Gleichzeitig lieferte das Quartal auf der Makro-Seite bemerkenswerte Entwicklungen: Die Fed senkte den Leitzins dreimal in Folge und beendete den Bilanzabbau, während der längste Government Shutdown der US-Geschichte wochenlang die wichtigsten Wirtschaftsdaten blockierte – die Notenbank navigierte zeitweise im Blindflug. Gold und Silber setzten derweil ihre historische Rally fort, und die Aktienmärkte erreichten neue Rekorde.
Dieser Bericht ordnet das turbulente Schlussquartal ein und zieht zugleich die Bilanz des Gesamtjahres 2025 – eines Jahres, das blocktrainer.de als das „bisher wohl wichtigste Bitcoin-Jahr der Geschichte“ bezeichnete, obwohl der Kurs auf Jahressicht fiel. Wie dieser scheinbare Widerspruch aufzulösen ist, zeigt der Blick auf die Details.
DAS EREIGNIS DES QUARTALS
Der 10. Oktober: Anatomie eines historischen Flash-Crashs
Ein Post, der Milliarden bewegte
Die Vorgeschichte: Anfang Oktober hatte China weitreichende Exportkontrollen für Seltene Erden und andere kritische Güter angekündigt. Am 10. Oktober reagierte Präsident Trump auf Truth Social mit einer Drohung, die die Märkte kalt erwischte: Ab dem 1. November würden die USA zusätzliche Zölle von 100 Prozent auf chinesische Importe erheben – insgesamt also 130 Prozent – sowie Exportkontrollen für kritische Software einführen.
Die Reaktion war unmittelbar und heftig.

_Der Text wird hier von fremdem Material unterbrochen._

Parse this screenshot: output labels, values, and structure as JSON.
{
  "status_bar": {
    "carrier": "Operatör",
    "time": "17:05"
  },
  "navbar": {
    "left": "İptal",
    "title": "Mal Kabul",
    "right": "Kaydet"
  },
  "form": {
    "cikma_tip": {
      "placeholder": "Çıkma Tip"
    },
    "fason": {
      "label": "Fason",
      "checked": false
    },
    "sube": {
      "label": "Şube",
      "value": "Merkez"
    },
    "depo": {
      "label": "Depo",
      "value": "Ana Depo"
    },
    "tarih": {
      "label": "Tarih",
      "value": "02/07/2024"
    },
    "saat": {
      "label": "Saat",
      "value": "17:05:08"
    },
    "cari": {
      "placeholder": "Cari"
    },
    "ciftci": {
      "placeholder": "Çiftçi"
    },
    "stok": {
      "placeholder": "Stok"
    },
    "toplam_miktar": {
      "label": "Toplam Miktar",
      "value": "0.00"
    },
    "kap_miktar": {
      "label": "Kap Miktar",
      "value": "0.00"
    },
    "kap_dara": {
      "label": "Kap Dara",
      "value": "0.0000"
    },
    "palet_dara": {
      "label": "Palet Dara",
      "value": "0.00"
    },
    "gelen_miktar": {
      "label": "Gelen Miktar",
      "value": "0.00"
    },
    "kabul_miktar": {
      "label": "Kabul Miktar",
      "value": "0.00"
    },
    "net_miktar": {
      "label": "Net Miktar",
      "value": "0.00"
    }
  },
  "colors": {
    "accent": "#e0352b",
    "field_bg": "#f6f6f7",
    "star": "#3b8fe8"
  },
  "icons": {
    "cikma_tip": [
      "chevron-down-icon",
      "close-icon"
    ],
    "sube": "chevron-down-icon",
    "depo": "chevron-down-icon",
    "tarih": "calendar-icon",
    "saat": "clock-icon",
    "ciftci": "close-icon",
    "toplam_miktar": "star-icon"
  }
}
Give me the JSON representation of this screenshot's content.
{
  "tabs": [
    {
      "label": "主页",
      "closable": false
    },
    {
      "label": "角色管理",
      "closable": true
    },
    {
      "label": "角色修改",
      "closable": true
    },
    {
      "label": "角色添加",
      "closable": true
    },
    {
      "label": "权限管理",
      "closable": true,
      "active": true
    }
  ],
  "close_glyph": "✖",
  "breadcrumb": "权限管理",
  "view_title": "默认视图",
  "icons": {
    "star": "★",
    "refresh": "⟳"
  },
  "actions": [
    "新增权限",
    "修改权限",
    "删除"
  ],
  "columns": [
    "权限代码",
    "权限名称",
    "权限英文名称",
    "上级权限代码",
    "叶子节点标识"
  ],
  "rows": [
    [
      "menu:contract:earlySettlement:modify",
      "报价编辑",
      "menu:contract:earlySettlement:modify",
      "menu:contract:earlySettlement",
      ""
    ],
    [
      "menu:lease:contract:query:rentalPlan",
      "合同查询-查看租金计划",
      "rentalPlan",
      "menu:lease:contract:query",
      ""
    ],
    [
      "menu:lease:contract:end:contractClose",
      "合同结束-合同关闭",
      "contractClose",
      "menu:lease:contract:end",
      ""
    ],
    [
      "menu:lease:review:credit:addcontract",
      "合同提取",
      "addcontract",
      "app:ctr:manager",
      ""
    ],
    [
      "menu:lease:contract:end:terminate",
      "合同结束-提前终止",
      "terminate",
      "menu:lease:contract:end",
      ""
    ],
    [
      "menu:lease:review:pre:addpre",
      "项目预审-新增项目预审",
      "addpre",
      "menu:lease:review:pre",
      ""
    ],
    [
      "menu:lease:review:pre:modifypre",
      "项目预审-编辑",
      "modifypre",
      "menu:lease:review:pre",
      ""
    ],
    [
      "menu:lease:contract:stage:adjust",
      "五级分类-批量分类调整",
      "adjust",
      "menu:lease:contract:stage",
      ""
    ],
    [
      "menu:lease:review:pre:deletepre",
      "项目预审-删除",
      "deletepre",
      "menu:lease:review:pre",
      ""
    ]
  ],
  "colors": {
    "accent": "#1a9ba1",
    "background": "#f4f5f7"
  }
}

Die Wall Street brach ein – doch während die Aktienbörsen ins Wochenende gingen, lief der Kryptomarkt im 24/7-Betrieb ungebremst weiter. Bitcoin stürzte von über 122.000 auf zeitweise unter 105.000 US-Dollar; kleinere Kryptowerte verloren binnen Stunden 40 bis 70 Prozent, bevor sie sich teilweise erholten.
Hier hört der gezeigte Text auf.